For the railways that serve Canada’s busiest port, CP, Canadian National Railway Co. and U.S. railway BNSF, the Vancouver hearings bring two unwelcome prospects: possible government intervention and a public airing of customer grievances.

CP said last week that it takes “great exception” to being included in the investigation, noting it broke its own record for Vancouver grain shipments in November.

CP said heavy rain in late November and December slowed grain movements, as did congestion on CN’s line to Vancouver’s North Shore terminals and at an interchange in New Westminster.

Montreal-based CN said its shipments in the port rose by 10 per cent compared with the year-ago period. The carrier said the investigation should look at the many players in the supply chain, and what effect rain and high winds had on ship timetables.

The CTA said the three-person panel will examine whether railways are giving special treatment to certain commodities, how shipping restrictions are used, and if the rail companies are meeting their service obligations.

Natashia Stinka, a spokeswoman for Canpotex Ltd., said the potash exporter, which relies on CN and CP, has been concerned about delays and congestion in the Vancouver area “for some time.”

Derek Nighbor, head of the Forest Products Association of Canada, said pulp mills were told by the railways on three occasions in late November through mid-December that their cars were being halted. This forced the companies to pay extra costs for trucks, storage and additional rail-car fees. Mr. Nighbor said the total price of the winter rail slowdown has not been calculated, but poor rail service had already cost the companies he represents $500-million in 2018.

Mr. Nighbor said he is keen to see the CTA determine where in the supply chain the problem lies and what can be done to solve it, through infrastructure investments or operational changes.
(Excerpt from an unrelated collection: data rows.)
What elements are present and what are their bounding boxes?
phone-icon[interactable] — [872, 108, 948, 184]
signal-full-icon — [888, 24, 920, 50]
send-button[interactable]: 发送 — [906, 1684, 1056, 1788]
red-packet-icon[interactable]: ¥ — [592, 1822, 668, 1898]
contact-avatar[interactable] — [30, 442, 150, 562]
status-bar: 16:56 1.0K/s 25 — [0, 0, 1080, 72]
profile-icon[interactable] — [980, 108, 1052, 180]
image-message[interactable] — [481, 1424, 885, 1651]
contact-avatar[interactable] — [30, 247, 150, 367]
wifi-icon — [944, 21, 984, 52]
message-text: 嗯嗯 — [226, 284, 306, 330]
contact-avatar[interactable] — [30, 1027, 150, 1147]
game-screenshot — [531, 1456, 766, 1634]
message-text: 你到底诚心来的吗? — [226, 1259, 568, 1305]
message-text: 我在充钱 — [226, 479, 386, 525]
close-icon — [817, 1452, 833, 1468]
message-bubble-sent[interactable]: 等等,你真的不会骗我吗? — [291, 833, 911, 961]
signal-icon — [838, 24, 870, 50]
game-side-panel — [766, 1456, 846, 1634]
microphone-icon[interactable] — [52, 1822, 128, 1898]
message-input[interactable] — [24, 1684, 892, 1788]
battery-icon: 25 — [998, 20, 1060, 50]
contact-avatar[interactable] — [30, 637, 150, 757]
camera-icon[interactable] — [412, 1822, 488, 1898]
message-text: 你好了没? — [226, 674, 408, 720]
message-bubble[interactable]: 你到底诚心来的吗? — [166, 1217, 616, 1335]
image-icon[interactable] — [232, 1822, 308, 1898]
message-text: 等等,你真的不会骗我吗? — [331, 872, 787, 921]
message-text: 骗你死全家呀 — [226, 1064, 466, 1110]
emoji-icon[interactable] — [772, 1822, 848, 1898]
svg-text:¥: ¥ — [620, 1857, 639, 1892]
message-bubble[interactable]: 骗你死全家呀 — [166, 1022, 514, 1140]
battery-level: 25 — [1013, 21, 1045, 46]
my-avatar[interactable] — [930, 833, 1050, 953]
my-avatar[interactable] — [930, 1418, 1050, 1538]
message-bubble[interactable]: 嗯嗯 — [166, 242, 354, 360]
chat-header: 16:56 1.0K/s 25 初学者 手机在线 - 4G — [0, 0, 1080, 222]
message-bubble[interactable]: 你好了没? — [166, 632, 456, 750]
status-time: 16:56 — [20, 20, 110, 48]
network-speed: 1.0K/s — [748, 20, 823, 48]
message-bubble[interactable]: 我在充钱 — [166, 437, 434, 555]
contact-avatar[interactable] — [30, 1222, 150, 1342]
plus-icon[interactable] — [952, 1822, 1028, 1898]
“It wasn’t all commodities caught up in this and I’m interested in understanding why,” Mr. Nighbor said by phone. “We need a diagnostic. This is the second year in a row this has happened.”

The transportation slowdown came as grain shippers rushed to get the fall harvest to overseas buyers and follows a similar bottleneck in 2017-18, when congestion reached farther east. The slowdowns drew rebukes from the federal government and a range of shippers, and were linked to the departure of CN’s top executive. CN is scheduled to report its financial results on Jan. 29.